İsimlerini hatırladığımız kadar hatırlamadığımız hatta yaşadıklarını gizlemek zorunda kalan o kadar çok insan var ki.
Bu sabah öğrendim daha Cansel'in başına gelenleri.18yaşında,lise öğrencisi.Matematik öğretmeni tarafından tecavüze uğradı.Ve ona ağır gelen bu yükü taşıyamadığı için babasının silahıyla intihar etti.
Şimdi soruyorum size;bu sefer ne diyecekler? "Etek giymeseymiş,ön sırada oturmasaymış,öğretmene soru sormasaymış" mı? Daha kötülerini bile söyleyebilirler.
Utanman gereken hiçbir şey yoktu Cansel'im! Senin hiçbir hatan,ayıbın yoktu! Ayıp o insan sıfatını haketmeyen insanın ve ona,bu olaylara çanak tutan toplumun!
Edep,ahlak dediğiniz bu şekilde bir toplum olmaksa eğer teşekkürler üstü size kalsın.
Hiçbir ülke kadını yoktur ki bu kadar fedakar,vefakar olsun.
Ancak bu ülkede kadın olmak kadar zor bir şeyde yok!
Daha geçen gün her sabah kullandığım okul yolumdan giderken 35yaşlarında adamın birisi "Pardon bakar mısınız?" dedi ve yol vs soracağını zannettiğim adama buyrun dedikten sonra "sizi her sabah bizim oradan geçerken görüyorum,sizden çok hoşlanıyorum,tanışabilir miyiz?" dedi.Şok oldum.Dondum kaldım."Haa-a-yır,tabiki hayır!" diye korku dolu bir ses çıktı benden,hemen uzaklaştım oradan.Yol boyunca bir arkama baktım,bir de sürekli birilerini aradım.Beylikdüzündeki arkadaşıma kadar haber verdim.Neydi Beylikdüzündeki arkadaşımı aramamın nedeni? Korktum.Koskocaman birisiydi karşımdaki.Onu terslediğim için sinirlenebilir,peşimden gelebilir ve beni kaçırabilirdi.Karşı koyamazdım çünkü fiziksel anlamda öyle bir gücüm yoktu.Herkese anlattım ki başıma bir şey gelirse bilsinler.
Her gün bu şekilde yaşıyoruz biz.Toplu taşımada dibimizde bitenler oluyor,ileri gidip dokunmaya kalkanlar oluyor.
En doğal hakkımız iken bu,hava kararmaya başladığı zaman tek başımıza bir yerlere gidemiyoruz.

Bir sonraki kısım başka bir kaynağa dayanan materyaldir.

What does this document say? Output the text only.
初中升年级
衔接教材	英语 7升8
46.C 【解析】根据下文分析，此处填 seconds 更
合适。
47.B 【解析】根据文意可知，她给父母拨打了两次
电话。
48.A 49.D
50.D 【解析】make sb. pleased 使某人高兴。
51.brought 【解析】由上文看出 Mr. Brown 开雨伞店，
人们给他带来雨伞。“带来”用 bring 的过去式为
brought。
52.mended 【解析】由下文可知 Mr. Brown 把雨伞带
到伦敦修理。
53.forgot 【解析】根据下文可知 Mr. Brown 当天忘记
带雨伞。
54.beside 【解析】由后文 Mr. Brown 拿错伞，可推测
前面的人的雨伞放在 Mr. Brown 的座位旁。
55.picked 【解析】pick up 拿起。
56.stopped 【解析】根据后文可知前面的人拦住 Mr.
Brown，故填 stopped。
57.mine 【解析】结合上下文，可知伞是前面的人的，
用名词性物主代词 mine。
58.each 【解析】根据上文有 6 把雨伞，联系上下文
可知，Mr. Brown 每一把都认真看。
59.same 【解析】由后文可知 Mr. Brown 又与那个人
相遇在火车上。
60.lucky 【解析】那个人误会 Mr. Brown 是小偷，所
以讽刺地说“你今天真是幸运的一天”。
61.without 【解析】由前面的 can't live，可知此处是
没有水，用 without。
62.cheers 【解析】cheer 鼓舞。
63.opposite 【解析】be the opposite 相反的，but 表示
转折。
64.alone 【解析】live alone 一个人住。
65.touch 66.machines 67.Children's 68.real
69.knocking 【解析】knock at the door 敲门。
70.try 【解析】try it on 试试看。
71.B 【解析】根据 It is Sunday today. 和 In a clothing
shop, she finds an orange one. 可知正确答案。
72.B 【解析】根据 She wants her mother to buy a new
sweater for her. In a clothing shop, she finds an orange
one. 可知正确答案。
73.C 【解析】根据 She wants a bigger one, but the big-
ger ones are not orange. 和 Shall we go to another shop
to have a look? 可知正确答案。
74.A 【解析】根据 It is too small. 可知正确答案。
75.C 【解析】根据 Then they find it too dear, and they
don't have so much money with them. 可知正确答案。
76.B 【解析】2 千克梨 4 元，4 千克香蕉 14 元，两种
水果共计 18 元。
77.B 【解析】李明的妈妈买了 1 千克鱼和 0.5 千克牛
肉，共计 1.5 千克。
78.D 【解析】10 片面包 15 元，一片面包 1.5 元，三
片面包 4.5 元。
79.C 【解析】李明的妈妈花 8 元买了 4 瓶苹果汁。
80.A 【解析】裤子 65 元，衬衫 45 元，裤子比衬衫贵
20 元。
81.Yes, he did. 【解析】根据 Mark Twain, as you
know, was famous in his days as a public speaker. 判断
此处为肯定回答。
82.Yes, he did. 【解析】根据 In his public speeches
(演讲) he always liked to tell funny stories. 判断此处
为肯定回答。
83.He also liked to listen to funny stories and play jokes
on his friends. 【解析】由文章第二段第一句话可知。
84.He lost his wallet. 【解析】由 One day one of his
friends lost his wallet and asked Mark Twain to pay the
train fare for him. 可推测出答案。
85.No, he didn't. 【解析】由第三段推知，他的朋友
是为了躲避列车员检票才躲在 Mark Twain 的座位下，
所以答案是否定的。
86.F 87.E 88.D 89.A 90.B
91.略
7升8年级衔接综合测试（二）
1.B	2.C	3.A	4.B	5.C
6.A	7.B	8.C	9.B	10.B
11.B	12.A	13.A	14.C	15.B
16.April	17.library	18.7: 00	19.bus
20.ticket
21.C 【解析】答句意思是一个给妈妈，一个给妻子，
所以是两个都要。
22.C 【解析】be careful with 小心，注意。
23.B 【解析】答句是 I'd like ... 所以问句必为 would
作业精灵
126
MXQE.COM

Etek ya da elbise giyemiyoruz.Gerçi giydiğimizin pek bir önemi yok çünkü nefes alan almayan her şeye kötülük yapabilme potansiyelli sapkınlar var aramızda.
Ha bu arada içimde kalmasını istemiyorum.
"O saatte neredeymiş,okuldan mı dönülür?" tarzı yazanlara:
Dönülür kardeşim! Sabah 9 akşam 6dersim var benim.Okuldan dönüşüm yaklaşık olarak saat 9.Şimdi bu karşımdakine beni tecavüz etme hakkını mı verecek?
Ha okuldan bile dönmüyor olsam,sanane ulan bundan! Sanane! Sen bana onu,bunu,şunu söylemeyi değil;tacize tecavüze göz yummamayı öğren!
Sizi unutmayacağım,unutturmayacağım güzel,saf,temiz kızlar.
Mâtem
Yas:Ölüm veya büyük bir felâket sonrası duyulan tarifsiz acı.Mâtem....
ve
Ah:Acı,ızdırap,esef,özlem,üzüntü,öfke,keder,feryat,figan....
Lûgat365'ten alıntıladığım bu iki kelime ve fotoğraf en iyi şekilde anlatabilirdi sanırım olanları.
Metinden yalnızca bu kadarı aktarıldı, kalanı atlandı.